Sitting Too Long At Your Office Desk? You Are Raising The Risk Of Early Death; Here’s A Simple Solution
New Delhi: Sitting for long hours while working on the laptop has become a norm these days. This work culture got normalised during COVID-19 when working from home became acceptable. With it, came an unhealthy lifestyle, which included binging while sitting at the desk for hours together. The scrouge continues leading to a host of health issues related to the back, the muscles and the heart.
According to the latest study, occupational sitting time is associated with an increased risk of premature mortality. Spending too much time parked at your office desk increases your risk of premature death, especially from heart disease. Adding some movement to your day can help counteract the deadly effects of sedentary lifestyles.
The study titled ‘Occupational Sitting Time, Leisure Physical Activity, and All-Cause and Cardiovascular Disease Mortality’ published in JAMA (Journal of American Medical Association) on January 19, showed that individuals who predominantly sat at work exhibited a higher risk of mortality.

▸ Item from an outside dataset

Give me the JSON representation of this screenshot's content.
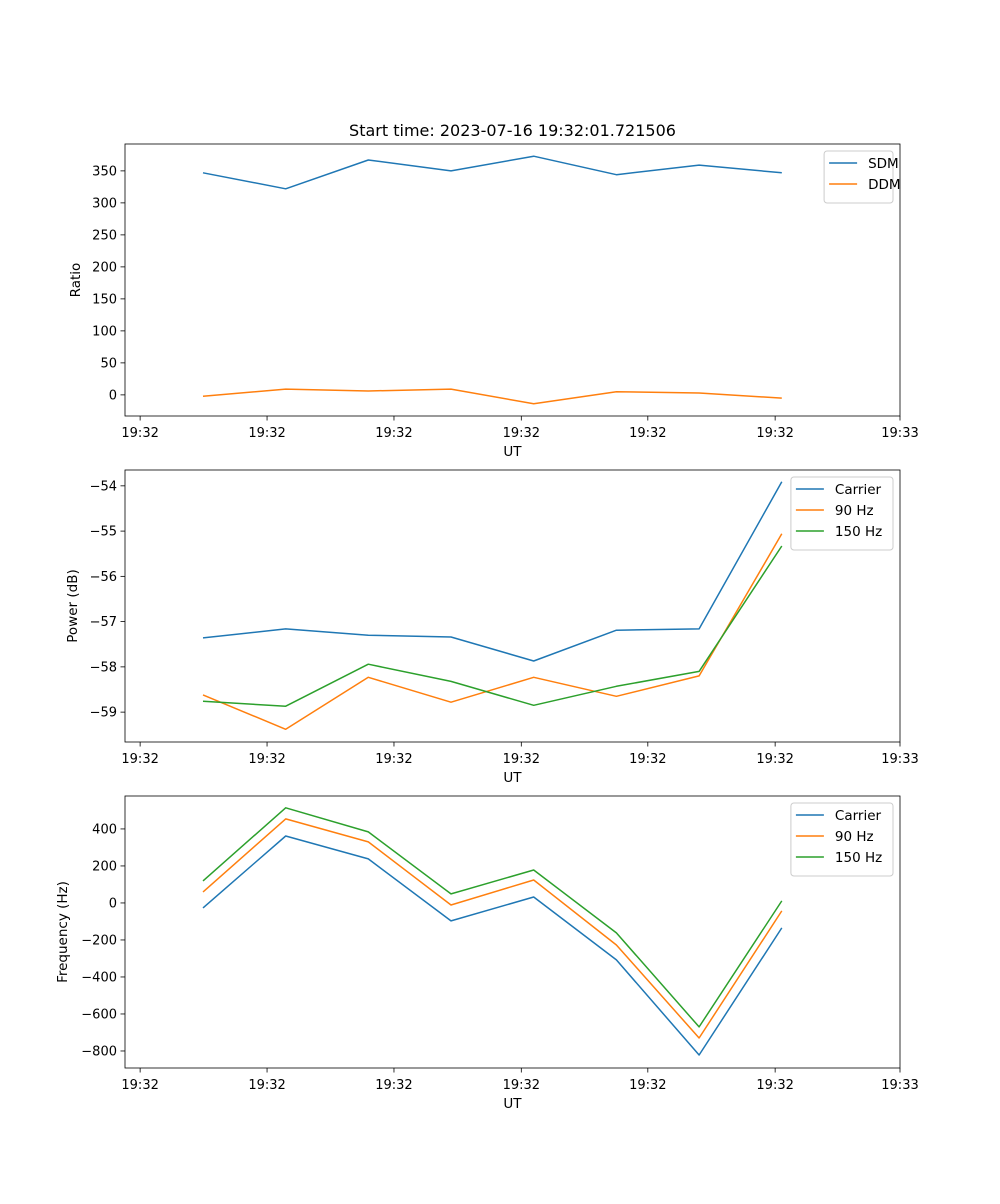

According to the study, such individuals faced a 16% higher risk of all-cause mortality and a 34% increased risk of mortality from cardiovascular disease (CVD) compared to those who were mainly active at work.

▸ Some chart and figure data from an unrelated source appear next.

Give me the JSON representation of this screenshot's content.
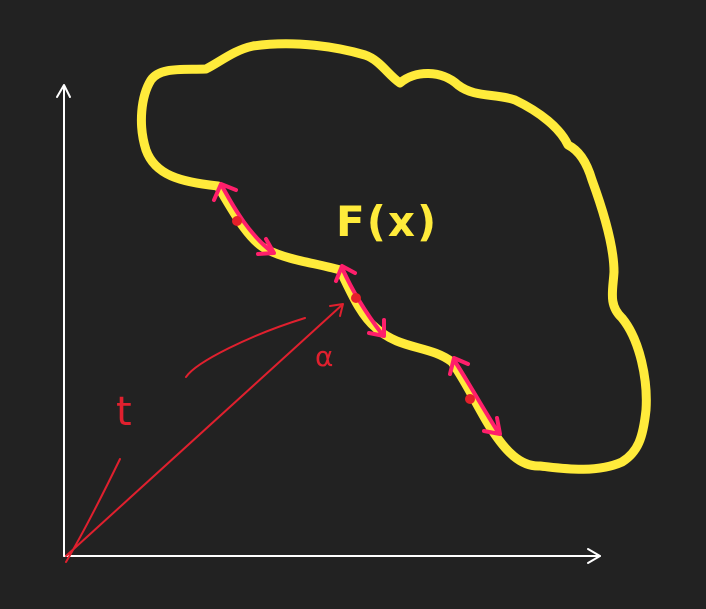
{
  "background_color": "#222222",
  "colors": {
    "axis": "#ffffff",
    "region_outline": "#ffeb3b",
    "annotation": "#e0202e",
    "arrow": "#ff1f6b",
    "dot": "#e5202a"
  },
  "labels": {
    "function": "F(x)",
    "t": "t",
    "alpha": "α"
  },
  "icons": {
    "x_axis_arrow": "arrow-right-icon",
    "y_axis_arrow": "arrow-up-icon",
    "double_arrow": "double-arrow-icon"
  }
}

The study found that alternating between sitting and standing at work, along with adding 15 to 30 minutes of daily leisure-time physical activity, can help reduce these risks.
As the world faces the challenges posed by increasing metabolic diseases and cardiovascular issues, there’s a growing spotlight against sedentary lifestyles, which involve excessive sitting over standing. Hence, for the first time, the 2020 World Health Organization guidelines on physical activity recommended reducing sedentary behaviours owing to their health consequences.
This is not the first study to highlight the harmful effects of prolonged sitting. Many studies in the past have proven that sitting for long hours causes obesity and a cluster of other comorbid conditions such as increased blood pressure, high blood sugar, excess body fat around the waist and unhealthy cholesterol levels.
Additional health issues encompass tight hips, back ailments, osteoporosis, and leg clots. While the exact reason remains unclear, excessive sitting has also been associated with an elevated risk of cancer.
A simple solution is walking – which many describe as the closest thing we have to a wonder drug.
The researchers of the latest study said, there is limited understanding of the precise link between prolonged occupational sitting and health, particularly in settings with low levels of physical activity.
In the study with a follow-up of about 13 years, the mortality risk was compared between people who predominantly sit at work versus those who do not sit.
In this cohort study involving 4.81 lakh individuals over a mean follow-up period of 12.85 years, individuals who predominantly engaged in sitting at work showed a higher risk of mortality from all causes (16%) and cardiovascular disease (34%) compared with those who predominantly did not sit, even after adjusting for sex, age, education, smoking, drinking, and body mass index.
This study suggests that cutting down on long periods of sitting at work and/or boosting daily physical activity could help lower the increased risks of dying from any cause and developing cardiovascular disease linked to prolonged sitting at work.
The benefits of walking
Some studies have found miraculous benefits of walking. For instance, Harvard researchers examined 32 obesity-related genes in over 12,000 individuals to gauge their impact on body weight. Those who engaged in brisk walking for about an hour daily saw a 50% reduction in the influence of these genes on their weight.
A study conducted by the American Cancer Society specifically focusing on walking revealed that women who walked for seven or more hours per week had a 14% reduced risk of breast cancer compared to those who walked three hours or less weekly.
One of the important takeaways from the study is that people who mostly sit at work should aim for an extra 15 to 30 minutes of physical activity daily to reduce their elevated risk to the same level as those who mostly stand or move at work.
Doctors advise them to set reminders using devices like phones or fitness trackers every 30 minutes to prompt breaks. Opt for the stairs instead of the elevator, even if it’s just for a portion of the journey. During breaks, stand up, move around, or hydrate
People can use adjustable desks for intermittent standing and opt for stairs instead of elevators. One can also incorporate the habit of walking or standing while talking on the phone or during video calls.